Burkina Faso : 2025, une année charnière pour le progrès de la santé

L’année 2025 s’est imposée comme un jalon fondamental pour le système de santé au Burkina Faso. Malgré un environnement national marqué par des défis sécuritaires et économiques considérables, le secteur de la santé a enregistré des avancées significatives. Ces progrès touchent aussi bien les infrastructures sanitaires que les soins hautement spécialisés et l’accessibilité économique aux services médicaux pour la population burkinabè.

Un événement médical sans précédent a eu lieu en 2025 : le Burkina Faso a effectué sa toute première transplantation rénale sur son propre territoire. Cette prouesse, réalisée grâce à la collaboration étroite des équipes médicales burkinabè et turques au Centre Hospitalier Universitaire (CHU) de Tengandogo, représente une étape historique dans la prise en charge de l’insuffisance rénale chronique. Elle est appelée à réduire considérablement le recours aux évacuations sanitaires coûteuses vers l’étranger, pratique courante jusqu’alors pour ces pathologies complexes.

Dans la même dynamique d’excellence, une autre intervention chirurgicale remarquable a été menée à Kaya, dans la région du Kuilsé.

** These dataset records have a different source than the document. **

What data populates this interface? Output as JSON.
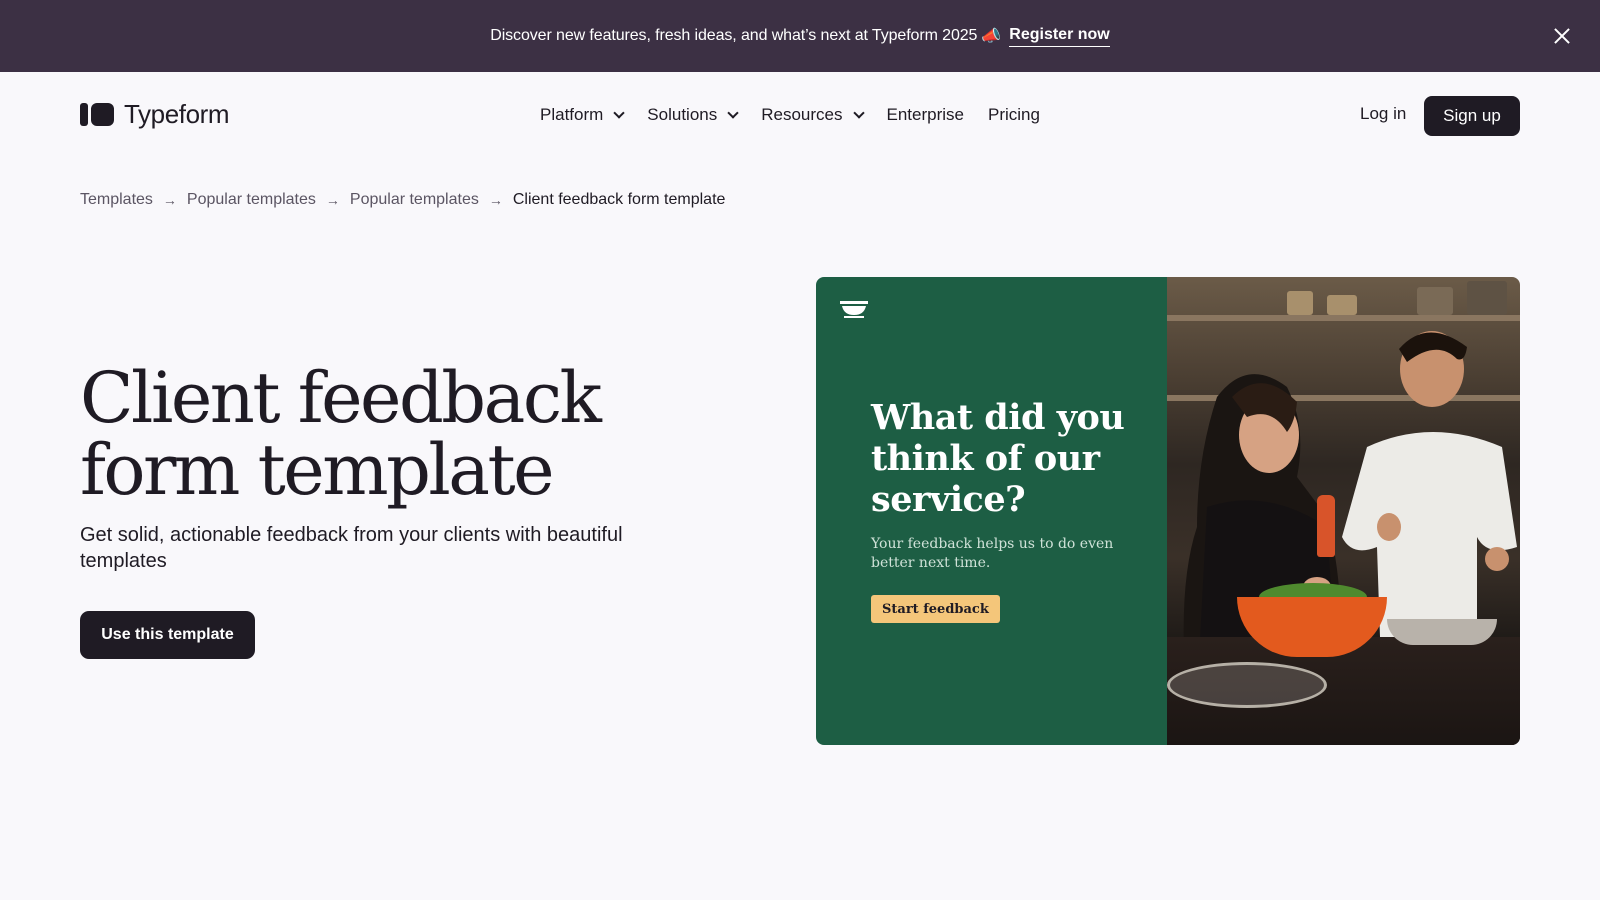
{
  "banner": {
    "message": "Discover new features, fresh ideas, and what’s next at Typeform 2025",
    "emoji": "📣",
    "link_label": "Register now",
    "close_icon": "close-icon"
  },
  "header": {
    "logo_text": "Typeform",
    "nav": [
      {
        "label": "Platform",
        "has_dropdown": true
      },
      {
        "label": "Solutions",
        "has_dropdown": true
      },
      {
        "label": "Resources",
        "has_dropdown": true
      },
      {
        "label": "Enterprise",
        "has_dropdown": false
      },
      {
        "label": "Pricing",
        "has_dropdown": false
      }
    ],
    "login_label": "Log in",
    "signup_label": "Sign up"
  },
  "breadcrumb": {
    "items": [
      "Templates",
      "Popular templates",
      "Popular templates",
      "Client feedback form template"
    ],
    "separator": "→"
  },
  "hero": {
    "title": "Client feedback form template",
    "subtitle": "Get solid, actionable feedback from your clients with beautiful templates",
    "cta_label": "Use this template"
  },
  "preview": {
    "question": "What did you think of our service?",
    "description": "Your feedback helps us to do even better next time.",
    "button_label": "Start feedback",
    "colors": {
      "panel": "#1d5e44",
      "button": "#f4c67a"
    }
  },
  "colors": {
    "banner_bg": "#3c3044",
    "page_bg": "#f9f8fb",
    "primary": "#1f1b24"
  }
}
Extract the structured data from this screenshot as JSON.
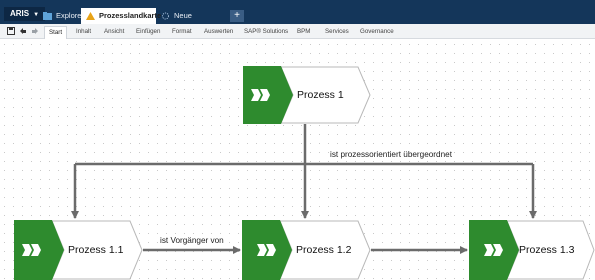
{
  "app": {
    "menu_label": "ARIS",
    "tabs": [
      {
        "label": "Explorer",
        "icon": "explorer-icon"
      },
      {
        "label": "Prozesslandkarte",
        "icon": "process-map-icon",
        "active": true
      },
      {
        "label": "Neue Registerkarte",
        "icon": "new-tab-icon"
      }
    ],
    "close_glyph": "×",
    "add_tab_glyph": "+"
  },
  "ribbon": {
    "tabs": [
      "Start",
      "Inhalt",
      "Ansicht",
      "Einfügen",
      "Format",
      "Auswerten",
      "SAP® Solutions",
      "BPM",
      "Services",
      "Governance"
    ],
    "active_tab": "Start"
  },
  "diagram": {
    "processes": [
      {
        "id": "p1",
        "label": "Prozess 1"
      },
      {
        "id": "p11",
        "label": "Prozess 1.1"
      },
      {
        "id": "p12",
        "label": "Prozess 1.2"
      },
      {
        "id": "p13",
        "label": "Prozess 1.3"
      }
    ],
    "edge_labels": {
      "hierarchy": "ist prozessorientiert übergeordnet",
      "predecessor": "ist Vorgänger von"
    }
  },
  "colors": {
    "title_bar": "#14365a",
    "process_green": "#2e8b2e",
    "connector": "#6b6b6b",
    "process_border": "#b8b8b8"
  }
}
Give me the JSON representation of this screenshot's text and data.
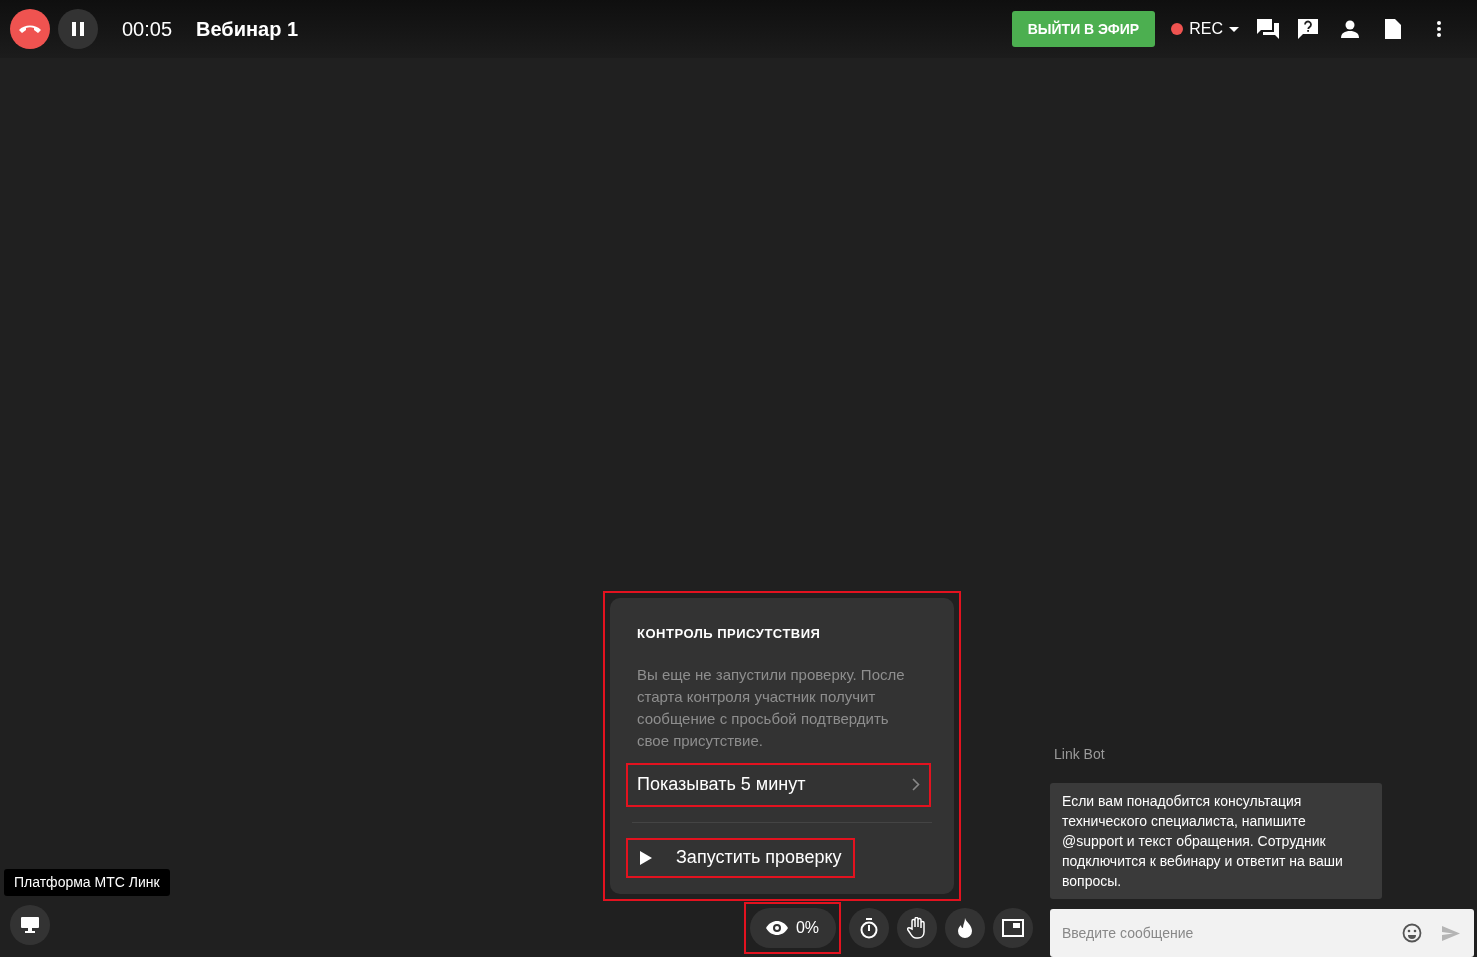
{
  "header": {
    "timer": "00:05",
    "title": "Вебинар 1",
    "go_live_button": "ВЫЙТИ В ЭФИР",
    "rec_label": "REC"
  },
  "attendance_popup": {
    "title": "КОНТРОЛЬ ПРИСУТСТВИЯ",
    "description": "Вы еще не запустили проверку. После старта контроля участник получит сообщение с просьбой подтвердить свое присутствие.",
    "duration_option": "Показывать 5 минут",
    "start_button": "Запустить проверку"
  },
  "toolbar": {
    "attendance_value": "0%"
  },
  "tooltip": "Платформа МТС Линк",
  "chat": {
    "sender": "Link Bot",
    "message": "Если вам понадобится консультация технического специалиста, напишите @support и текст обращения. Сотрудник подключится к вебинару и ответит на ваши вопросы.",
    "input": {
      "placeholder": "Введите сообщение"
    }
  }
}
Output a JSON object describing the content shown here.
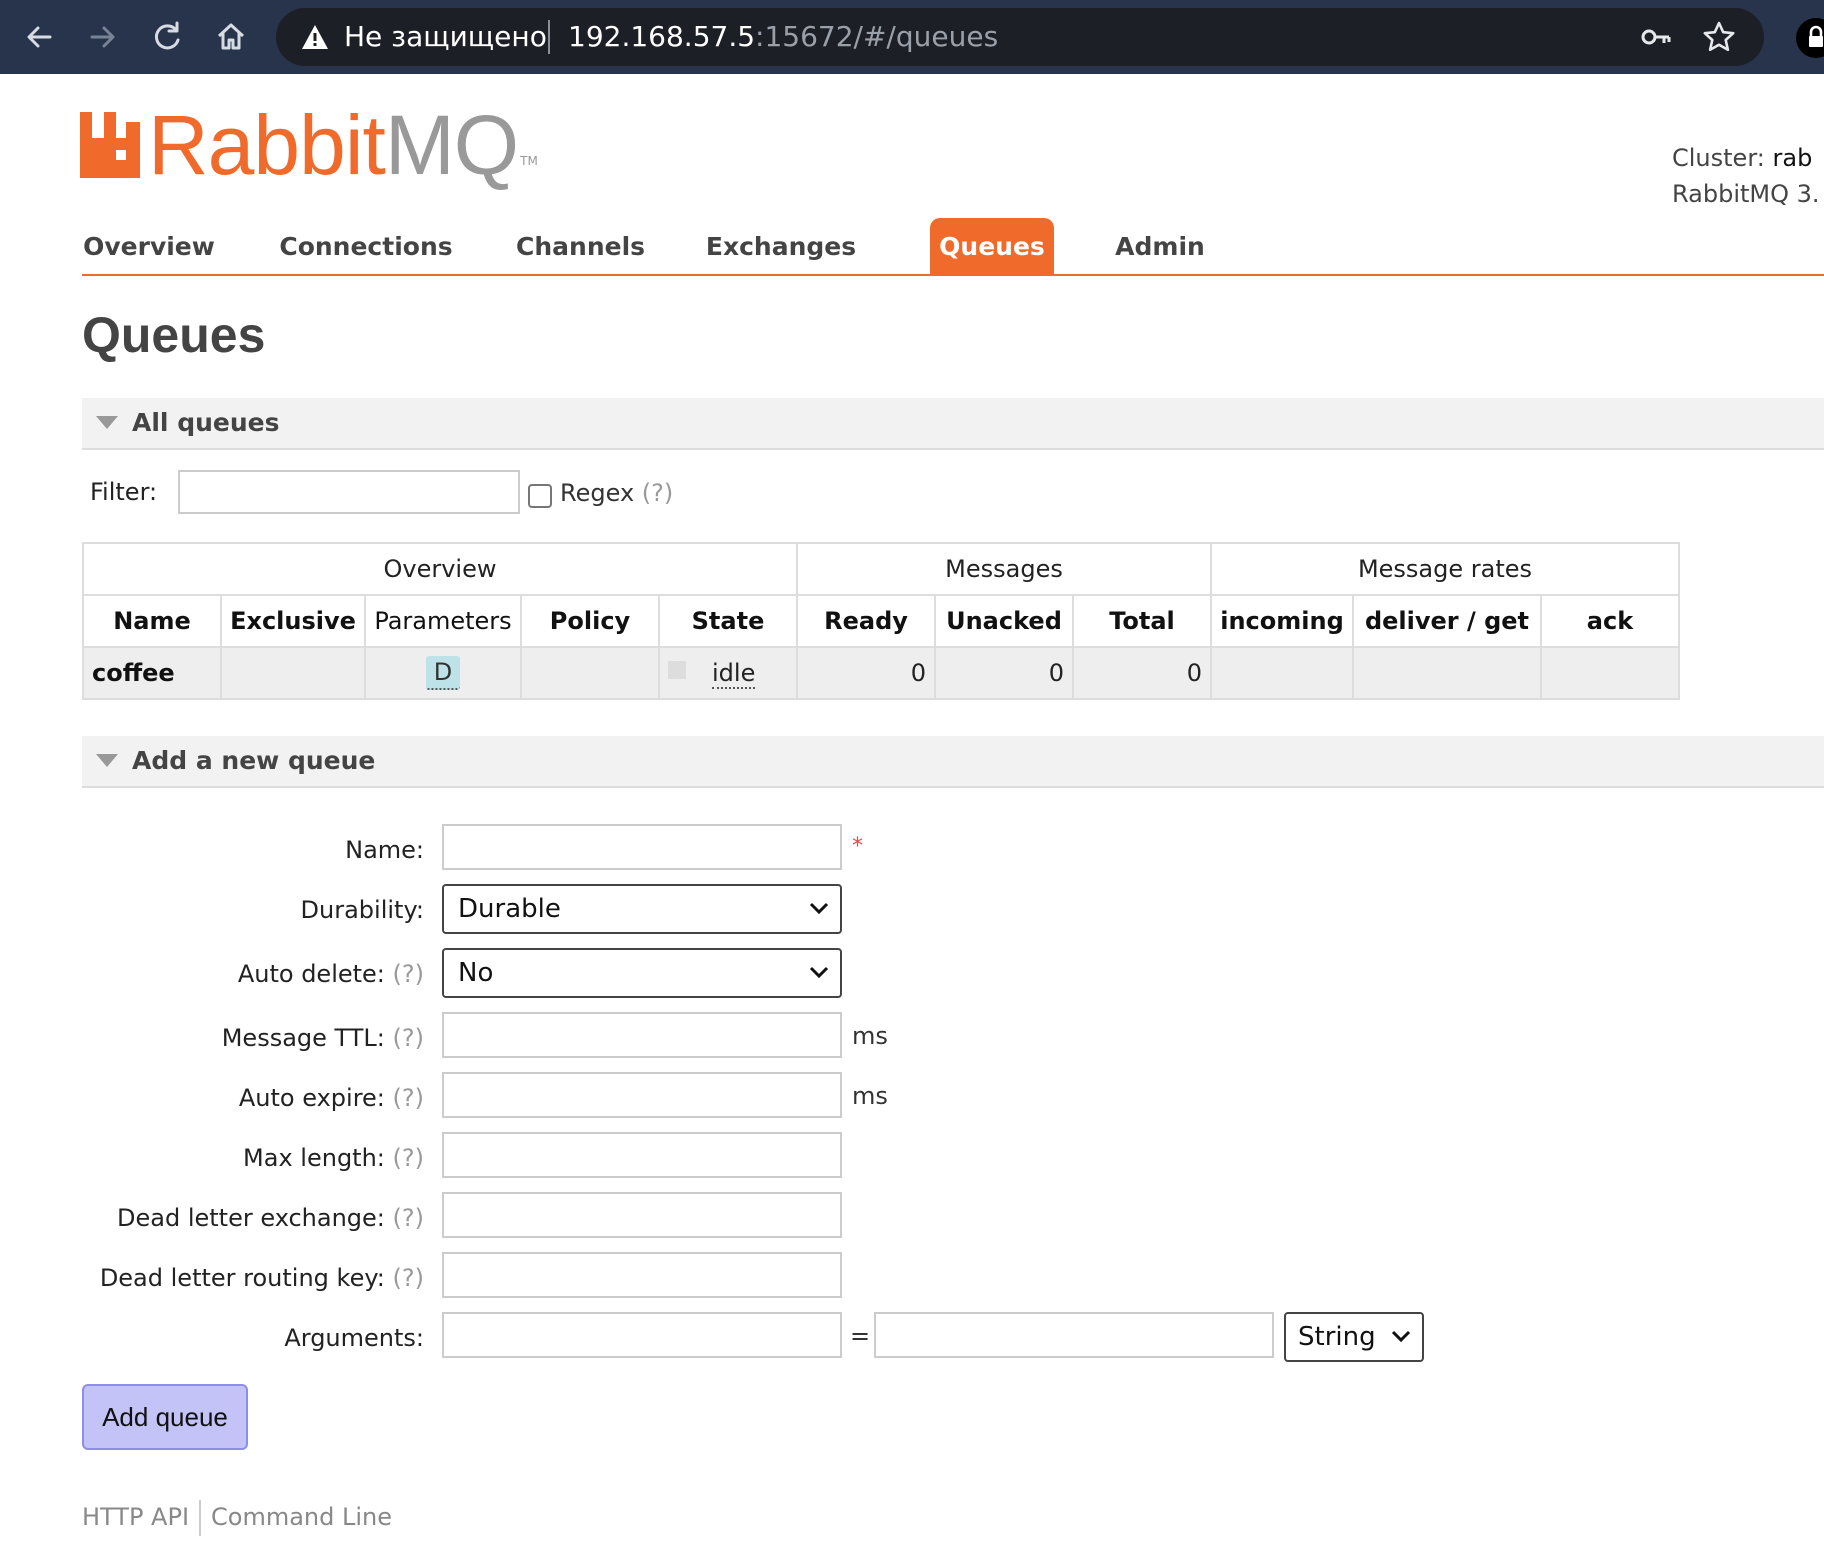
{
  "browser": {
    "security_text": "Не защищено",
    "url_host": "192.168.57.5",
    "url_rest": ":15672/#/queues",
    "icons": [
      "back-icon",
      "forward-icon",
      "reload-icon",
      "home-icon",
      "warning-icon",
      "key-icon",
      "star-icon",
      "lock-icon"
    ]
  },
  "header": {
    "logo_text_rabbit": "Rabbit",
    "logo_text_mq": "MQ",
    "logo_tm": "TM",
    "cluster_label": "Cluster:",
    "cluster_value": "rab",
    "version": "RabbitMQ 3."
  },
  "nav": {
    "tabs": [
      "Overview",
      "Connections",
      "Channels",
      "Exchanges",
      "Queues",
      "Admin"
    ],
    "active": "Queues"
  },
  "page_title": "Queues",
  "all_queues": {
    "heading": "All queues",
    "filter_label": "Filter:",
    "filter_value": "",
    "regex_label": "Regex",
    "regex_help": "(?)",
    "regex_checked": false,
    "table": {
      "groups": [
        "Overview",
        "Messages",
        "Message rates"
      ],
      "columns": [
        "Name",
        "Exclusive",
        "Parameters",
        "Policy",
        "State",
        "Ready",
        "Unacked",
        "Total",
        "incoming",
        "deliver / get",
        "ack"
      ],
      "rows": [
        {
          "name": "coffee",
          "exclusive": "",
          "parameters": "D",
          "policy": "",
          "state": "idle",
          "ready": "0",
          "unacked": "0",
          "total": "0",
          "incoming": "",
          "deliver_get": "",
          "ack": ""
        }
      ]
    }
  },
  "add_queue": {
    "heading": "Add a new queue",
    "help": "(?)",
    "required_mark": "*",
    "fields": {
      "name": {
        "label": "Name:",
        "value": ""
      },
      "durability": {
        "label": "Durability:",
        "value": "Durable"
      },
      "auto_delete": {
        "label": "Auto delete:",
        "value": "No"
      },
      "message_ttl": {
        "label": "Message TTL:",
        "value": "",
        "unit": "ms"
      },
      "auto_expire": {
        "label": "Auto expire:",
        "value": "",
        "unit": "ms"
      },
      "max_length": {
        "label": "Max length:",
        "value": ""
      },
      "dead_letter_exchange": {
        "label": "Dead letter exchange:",
        "value": ""
      },
      "dead_letter_routing_key": {
        "label": "Dead letter routing key:",
        "value": ""
      },
      "arguments": {
        "label": "Arguments:",
        "key": "",
        "eq": "=",
        "value": "",
        "type": "String"
      }
    },
    "submit_label": "Add queue"
  },
  "footer": {
    "links": [
      "HTTP API",
      "Command Line"
    ]
  },
  "colors": {
    "accent": "#f06a2b",
    "chrome": "#27344b",
    "button": "#c3c3f8"
  }
}
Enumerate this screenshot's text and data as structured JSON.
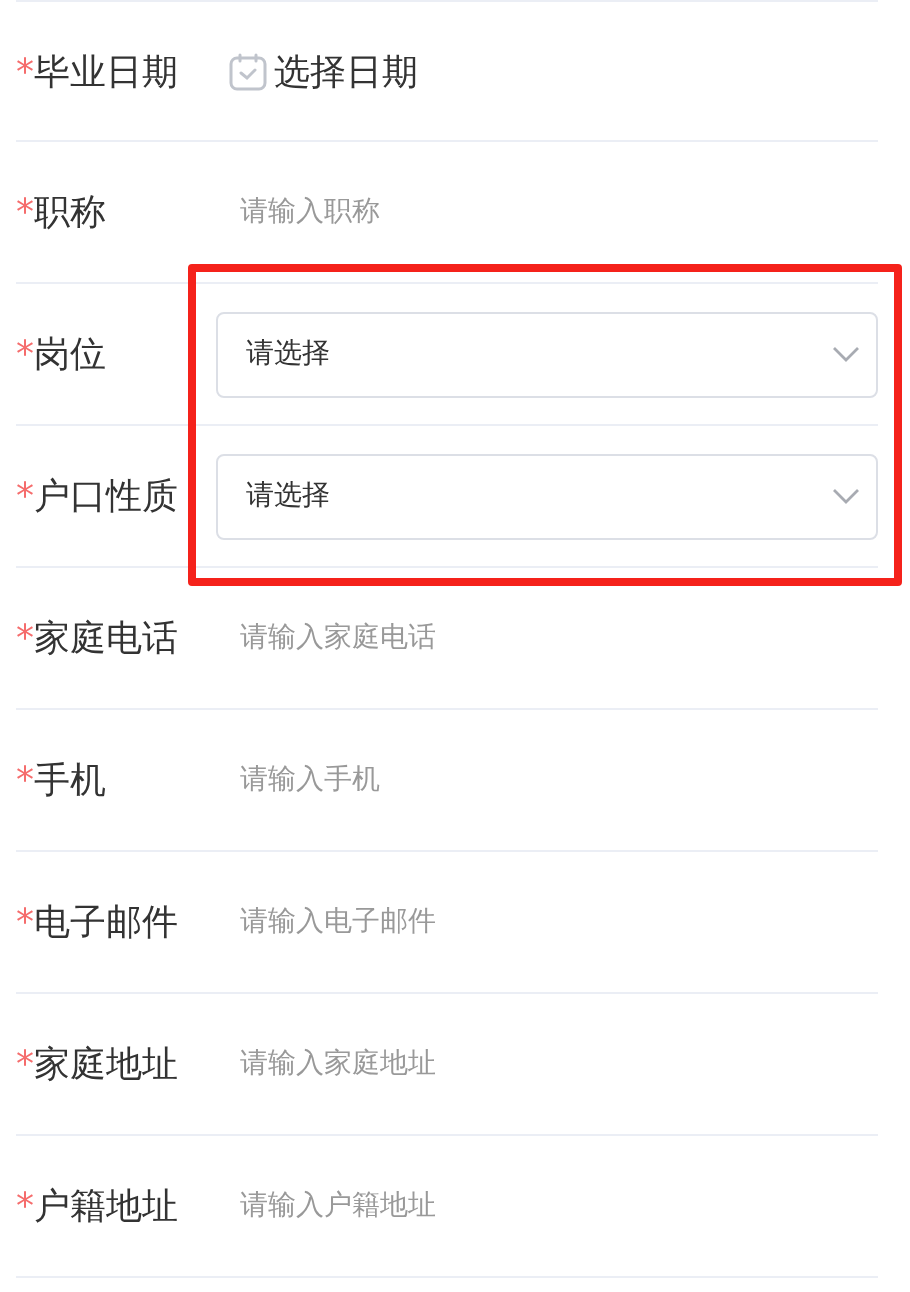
{
  "form": {
    "rows": [
      {
        "kind": "date",
        "required_mark": "*",
        "label": "毕业日期",
        "value": "选择日期"
      },
      {
        "kind": "input",
        "required_mark": "*",
        "label": "职称",
        "placeholder": "请输入职称"
      },
      {
        "kind": "select",
        "required_mark": "*",
        "label": "岗位",
        "placeholder": "请选择"
      },
      {
        "kind": "select",
        "required_mark": "*",
        "label": "户口性质",
        "placeholder": "请选择"
      },
      {
        "kind": "input",
        "required_mark": "*",
        "label": "家庭电话",
        "placeholder": "请输入家庭电话"
      },
      {
        "kind": "input",
        "required_mark": "*",
        "label": "手机",
        "placeholder": "请输入手机"
      },
      {
        "kind": "input",
        "required_mark": "*",
        "label": "电子邮件",
        "placeholder": "请输入电子邮件"
      },
      {
        "kind": "input",
        "required_mark": "*",
        "label": "家庭地址",
        "placeholder": "请输入家庭地址"
      },
      {
        "kind": "input",
        "required_mark": "*",
        "label": "户籍地址",
        "placeholder": "请输入户籍地址"
      }
    ]
  }
}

Une équipe dirigée par le neurochirurgien Dr Lassané Taoko, assisté de l’anesthésiste-réanimateur Dr Fabrice Lompo, a opéré avec succès une patiente souffrant d’une tumeur cérébrale. Cette opération souligne la montée en compétence de la chirurgie spécialisée au niveau national, offrant de nouvelles perspectives aux patients burkinabè.

Sur le front des infrastructures de santé, 2025 a également été l’année de l’inauguration du Centre Hospitalier Universitaire (CHU) de Pala. Doté d’équipements de pointe, ce nouvel établissement vient renforcer de manière significative l’offre de soins spécialisés dans sa zone de couverture. Parallèlement, l’ouverture du centre d’hémodialyse de Gaoua constitue une réponse concrète et essentielle aux besoins croissants des patients atteints de maladies rénales dans la région du Djôrô, améliorant ainsi leur qualité de vie et leur accès aux traitements vitaux.

Des progrès notables ont également été réalisés pour améliorer l’accessibilité financière aux soins de santé. Les autorités sanitaires ont mis en œuvre des réductions substantielles des coûts pour plusieurs examens médicaux majeurs au sein des hôpitaux publics. Par exemple, le prix d’un scanner a été divisé par deux, passant de 50 000 FCFA à 25 000 FCFA, tandis que le coût moyen d’une IRM a chuté de 100 000 FCFA à 40 000 FCFA, soit une diminution de 60 %. De plus, la caution de 500 000 FCFA exigée pour l’hémodialyse a été purement et simplement supprimée. Ces mesures visent à alléger la charge financière des familles et à encourager un diagnostic précoce des maladies graves, rendant la santé plus inclusive.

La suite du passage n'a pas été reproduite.